A model rocket is launched vertically upward from the ground. After 4.3s, its fuel is completely burned. Assume uniform acceleration of 3.0 m/s2 while the fuel is burning. What is the velocity of the rocket at the instant that the fuel is completely burned? What's the rocket's maximum displacement during its motion?
To find the velocity of the rocket at the instant the fuel is burned, we can use the formula for velocity:
v = u + at
Where:
v = final velocity
u = initial velocity
a = acceleration
t = time
Given:
u = 0 m/s (since the rocket is initially at rest)
a = 3.0 m/s^2
t = 4.3 s
Plugging these values into the formula:
v = 0 + (3.0)(4.3)
v = 0 + 12.9
v = 12.9 m/s
So, the velocity of the rocket when the fuel is completely burned is 12.9 m/s.

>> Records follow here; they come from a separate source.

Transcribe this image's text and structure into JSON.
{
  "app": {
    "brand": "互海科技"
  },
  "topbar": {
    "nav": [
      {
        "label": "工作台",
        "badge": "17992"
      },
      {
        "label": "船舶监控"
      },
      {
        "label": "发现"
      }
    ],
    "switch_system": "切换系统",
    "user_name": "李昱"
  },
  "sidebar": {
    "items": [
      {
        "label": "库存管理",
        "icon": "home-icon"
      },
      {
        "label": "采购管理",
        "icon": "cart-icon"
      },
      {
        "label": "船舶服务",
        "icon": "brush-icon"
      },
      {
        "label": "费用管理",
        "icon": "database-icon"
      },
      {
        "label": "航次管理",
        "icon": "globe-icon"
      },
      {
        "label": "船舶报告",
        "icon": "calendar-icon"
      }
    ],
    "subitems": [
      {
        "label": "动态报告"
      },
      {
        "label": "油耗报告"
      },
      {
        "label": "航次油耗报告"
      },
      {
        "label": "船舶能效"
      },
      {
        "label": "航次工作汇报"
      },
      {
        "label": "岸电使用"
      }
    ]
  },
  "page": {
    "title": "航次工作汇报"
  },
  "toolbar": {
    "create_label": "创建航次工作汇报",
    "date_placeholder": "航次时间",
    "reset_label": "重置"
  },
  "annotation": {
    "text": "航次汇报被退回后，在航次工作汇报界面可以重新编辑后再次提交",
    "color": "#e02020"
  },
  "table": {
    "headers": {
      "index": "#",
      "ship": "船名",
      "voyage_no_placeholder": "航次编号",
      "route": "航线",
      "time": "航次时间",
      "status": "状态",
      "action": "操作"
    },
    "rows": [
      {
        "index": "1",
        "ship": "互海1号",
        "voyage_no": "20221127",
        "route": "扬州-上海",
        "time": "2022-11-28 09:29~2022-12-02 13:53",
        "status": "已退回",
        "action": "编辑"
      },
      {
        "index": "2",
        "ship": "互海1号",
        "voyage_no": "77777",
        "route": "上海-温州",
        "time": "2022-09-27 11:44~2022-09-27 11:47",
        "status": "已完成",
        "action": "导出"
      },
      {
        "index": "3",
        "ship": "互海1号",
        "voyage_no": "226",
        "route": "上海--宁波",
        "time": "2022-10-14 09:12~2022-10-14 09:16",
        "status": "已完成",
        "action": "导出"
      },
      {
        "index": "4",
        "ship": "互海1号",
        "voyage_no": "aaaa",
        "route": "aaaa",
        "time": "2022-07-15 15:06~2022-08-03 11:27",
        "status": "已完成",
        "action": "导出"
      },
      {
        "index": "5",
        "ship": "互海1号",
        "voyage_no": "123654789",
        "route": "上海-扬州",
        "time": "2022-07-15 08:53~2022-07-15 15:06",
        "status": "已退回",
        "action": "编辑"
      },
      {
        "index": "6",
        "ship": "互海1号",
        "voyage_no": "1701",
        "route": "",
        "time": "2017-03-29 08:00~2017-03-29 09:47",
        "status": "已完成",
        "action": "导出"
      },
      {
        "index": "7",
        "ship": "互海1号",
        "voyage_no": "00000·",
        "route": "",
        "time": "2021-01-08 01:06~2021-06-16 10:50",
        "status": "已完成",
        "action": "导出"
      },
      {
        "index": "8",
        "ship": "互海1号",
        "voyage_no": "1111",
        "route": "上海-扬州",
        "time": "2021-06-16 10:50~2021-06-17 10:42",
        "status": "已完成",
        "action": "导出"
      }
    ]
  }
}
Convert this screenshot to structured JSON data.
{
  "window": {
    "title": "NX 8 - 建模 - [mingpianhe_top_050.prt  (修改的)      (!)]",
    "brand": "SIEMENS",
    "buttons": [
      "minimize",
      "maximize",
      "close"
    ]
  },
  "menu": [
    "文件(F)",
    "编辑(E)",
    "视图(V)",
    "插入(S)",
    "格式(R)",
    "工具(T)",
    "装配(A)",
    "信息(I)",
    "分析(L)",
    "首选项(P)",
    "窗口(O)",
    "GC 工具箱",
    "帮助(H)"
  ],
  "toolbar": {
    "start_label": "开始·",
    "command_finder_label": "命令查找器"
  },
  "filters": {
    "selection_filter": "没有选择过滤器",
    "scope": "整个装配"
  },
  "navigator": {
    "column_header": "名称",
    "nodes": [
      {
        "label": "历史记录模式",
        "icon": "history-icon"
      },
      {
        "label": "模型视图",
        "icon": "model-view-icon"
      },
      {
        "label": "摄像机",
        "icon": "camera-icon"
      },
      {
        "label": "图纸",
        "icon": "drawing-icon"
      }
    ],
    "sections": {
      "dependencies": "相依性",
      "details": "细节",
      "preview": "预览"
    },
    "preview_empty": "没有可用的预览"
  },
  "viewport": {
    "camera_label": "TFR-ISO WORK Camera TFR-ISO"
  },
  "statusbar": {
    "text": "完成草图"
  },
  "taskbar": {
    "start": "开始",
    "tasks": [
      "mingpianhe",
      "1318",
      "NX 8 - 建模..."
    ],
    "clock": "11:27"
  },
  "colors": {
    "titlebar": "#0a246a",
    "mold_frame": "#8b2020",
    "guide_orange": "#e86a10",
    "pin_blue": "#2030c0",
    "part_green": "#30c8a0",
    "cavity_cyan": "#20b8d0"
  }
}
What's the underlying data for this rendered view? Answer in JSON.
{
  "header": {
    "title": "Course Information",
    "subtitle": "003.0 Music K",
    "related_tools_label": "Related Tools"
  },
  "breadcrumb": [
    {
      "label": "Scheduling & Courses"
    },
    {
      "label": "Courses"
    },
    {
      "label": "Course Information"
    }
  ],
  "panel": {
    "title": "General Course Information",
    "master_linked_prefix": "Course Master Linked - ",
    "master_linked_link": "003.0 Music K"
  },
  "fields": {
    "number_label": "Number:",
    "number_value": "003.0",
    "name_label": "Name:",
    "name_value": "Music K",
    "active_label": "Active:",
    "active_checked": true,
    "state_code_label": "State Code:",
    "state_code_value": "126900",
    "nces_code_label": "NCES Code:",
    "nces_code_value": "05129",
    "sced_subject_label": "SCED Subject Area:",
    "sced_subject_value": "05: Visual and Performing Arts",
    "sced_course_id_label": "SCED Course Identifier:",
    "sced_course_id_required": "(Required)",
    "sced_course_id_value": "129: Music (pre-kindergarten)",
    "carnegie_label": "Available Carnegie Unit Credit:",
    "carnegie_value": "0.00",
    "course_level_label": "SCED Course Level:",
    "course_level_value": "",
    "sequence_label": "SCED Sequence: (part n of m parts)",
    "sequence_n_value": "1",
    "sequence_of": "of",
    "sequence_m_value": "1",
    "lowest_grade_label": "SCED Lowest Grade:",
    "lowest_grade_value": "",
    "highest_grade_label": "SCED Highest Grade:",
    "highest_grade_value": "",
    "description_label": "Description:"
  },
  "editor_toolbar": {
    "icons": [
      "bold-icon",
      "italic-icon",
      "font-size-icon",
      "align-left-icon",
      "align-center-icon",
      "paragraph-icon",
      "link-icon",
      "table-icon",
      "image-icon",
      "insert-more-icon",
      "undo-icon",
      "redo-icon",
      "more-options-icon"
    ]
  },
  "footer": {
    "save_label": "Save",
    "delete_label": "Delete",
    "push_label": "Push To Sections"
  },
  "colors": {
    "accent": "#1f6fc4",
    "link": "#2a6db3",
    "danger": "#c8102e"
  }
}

To find the maximum displacement of the rocket during its motion, we can use the formula for displacement:
s = ut + (1/2)at^2
Where:
s = displacement
u = initial velocity
t = time
a = acceleration
First, let's find the displacement during the burning of the fuel. During this time, the rocket has uniform acceleration, so we can use the same formula:
s1 = (1/2)at^2
Plugging in the given values:
s1 = (1/2)(3.0)(4.3)^2
s1 = (1/2)(3.0)(18.49)
s1 = 27.735 m
Now, let's find the displacement after the fuel is burned. Since the fuel is burned, there is no more acceleration, and the rocket's velocity remains constant at 12.9 m/s.
s2 = ut
s2 = (12.9)(4.3)
s2 = 55.47 m
To find the maximum displacement, we add the two displacements together:
s = s1 + s2
s = 27.735 + 55.47
s = 83.205 m
So, the rocket's maximum displacement during its motion is 83.205 m.